In an in vivo Comet assay conducted in accordance with OECD Guideline 489, male Wistar Han rats (6 animals/dose group) were exposed orally to 3-decen-2-one (99.5% purity) by gavage on two occasions, the second dose being administered approximately 24 hours after the first dose and 3 hours before tissue sampling. A preliminary toxicity test demonstrated that a dose of 2000 mg/kg bw/day was tolerated. No substantial differences in toxicity between sexes were observed in the preliminary toxicity test, therefore, in line with current guidelines, the main test was performed using male animals only. Based on the results, dose levels of 500, 1000 and 2000 mg/kg bw/day were selected for the main study. The vehicle control group received purified water and the positive control group ethyl methanesulphonate at 200 mg/kg bw. Cell suspensions from the liver and duodenum tissues were obtained from male animals in the vehicle control group and in each of the test substance groups 3 hours after administration of the second dose. Cell suspensions from male animals in the positive control group were obtained approximately 3 hours after a single dose.

Following electrophoresis, three slides per animal per tissue were analysed for comets by assessing 150 morphologically normal cells. DNA strand breaks were assessed by comparing the mean and median % tail intensities from (3E)-dec-3-en-2-one treated animals compared to vehicle control values.

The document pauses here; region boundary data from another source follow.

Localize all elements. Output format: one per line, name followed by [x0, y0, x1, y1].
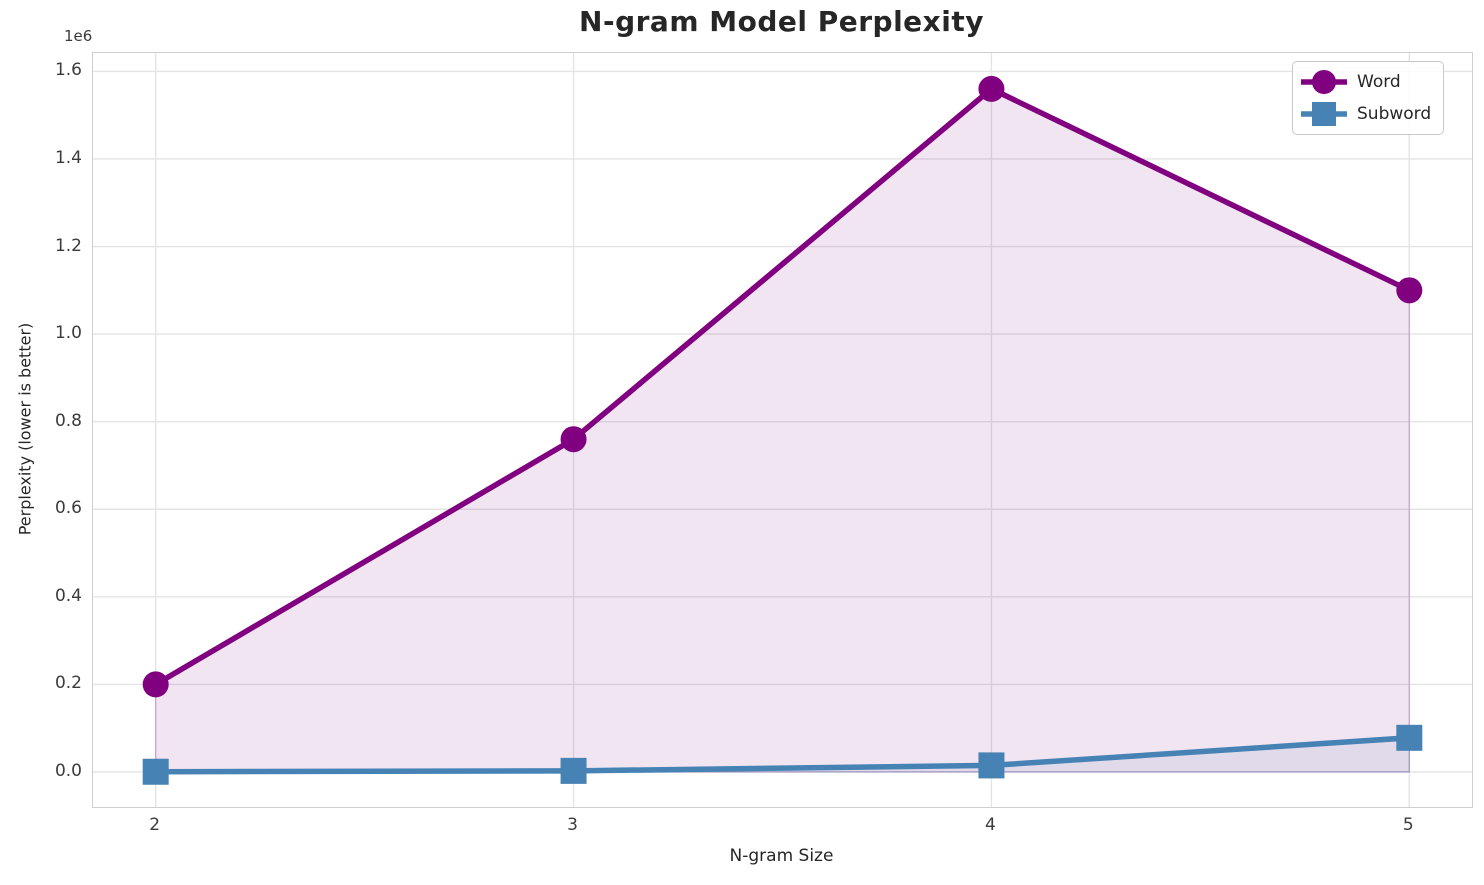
x-tick-label: 3: [567, 815, 578, 835]
word-marker: [978, 75, 1005, 102]
fill-area-word: [155, 88, 1410, 773]
legend: Word Subword: [1292, 61, 1445, 135]
x-axis-label: N-gram Size: [729, 846, 834, 866]
legend-label-word: Word: [1357, 72, 1401, 92]
word-marker: [142, 671, 169, 698]
y-axis-offset-text: 1e6: [64, 27, 93, 45]
series-subword: [142, 724, 1423, 785]
word-line: [154, 86, 1411, 687]
y-tick-label: 1.6: [54, 60, 82, 81]
subword-marker: [1396, 724, 1423, 751]
subword-marker: [142, 758, 169, 785]
word-marker: [1396, 277, 1423, 304]
gridlines: [93, 53, 1472, 807]
subword-line: [155, 735, 1410, 775]
chart-title: N-gram Model Perplexity: [579, 5, 984, 38]
y-tick-label: 0.8: [54, 410, 82, 431]
x-tick-label: 2: [149, 815, 161, 835]
y-tick-label: 0.0: [54, 760, 82, 781]
subword-marker: [978, 752, 1005, 779]
word-line-marker-glyph: [1301, 70, 1347, 94]
y-tick-label: 0.4: [54, 585, 82, 606]
subword-marker: [560, 757, 587, 784]
y-tick-label: 1.2: [54, 235, 82, 256]
y-tick-label: 1.4: [54, 147, 82, 168]
y-tick-label: 0.6: [54, 498, 82, 519]
series-word: [142, 75, 1423, 698]
y-tick-label: 0.2: [54, 673, 82, 694]
chart-canvas: [93, 53, 1472, 807]
legend-item-subword[interactable]: Subword: [1300, 99, 1431, 129]
y-tick-label: 1.0: [54, 323, 82, 344]
subword-line-marker-glyph: [1301, 102, 1347, 126]
word-marker: [560, 426, 587, 453]
x-tick-label: 4: [985, 815, 996, 835]
legend-item-word[interactable]: Word: [1300, 67, 1431, 97]
legend-label-subword: Subword: [1357, 104, 1432, 124]
plot-area: [92, 52, 1473, 808]
x-tick-label: 5: [1402, 815, 1414, 835]
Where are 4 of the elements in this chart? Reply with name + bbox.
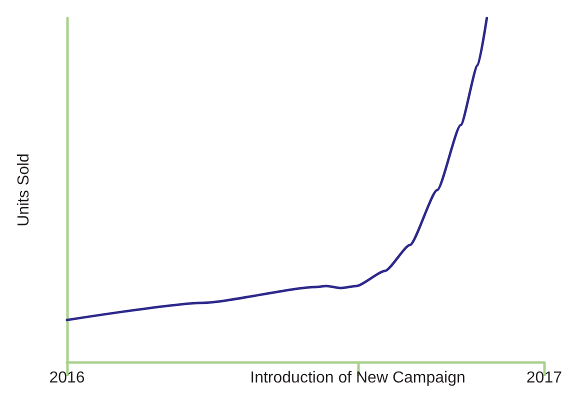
y-axis-title: Units Sold bbox=[16, 154, 32, 226]
x-tick-label: Introduction of New Campaign bbox=[250, 370, 466, 386]
x-tick-label: 2016 bbox=[49, 370, 85, 386]
x-tick-label: 2017 bbox=[526, 370, 562, 386]
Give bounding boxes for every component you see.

No statistically significant increases in the median % tail intensity were observed in either the duodenum or liver of male Wistar Han rats administered (3E)-dec-3-en-2-one at any dose level, compared to vehicle control values. The positive control compound produced statistically significant increases in the median % tail intensity in the duodenum and liver (p< 0.001) when compared to vehicle control values, showing the validity of the experiment.

No “hedgehog” or “ghost” cells were observed in either the duodenum or liver of male Wistar Han rats administered (3E)-dec-3-en-2-one at any dose level, compared to vehicle control values.

It is concluded that (3E)-dec-3-en-2-one did not demonstrate any evidence of causing an increase in DNA strand breaks or cytotoxicity in either the duodenum or liver of male Wistar Han rats when administered orally in this in vivo Comet test.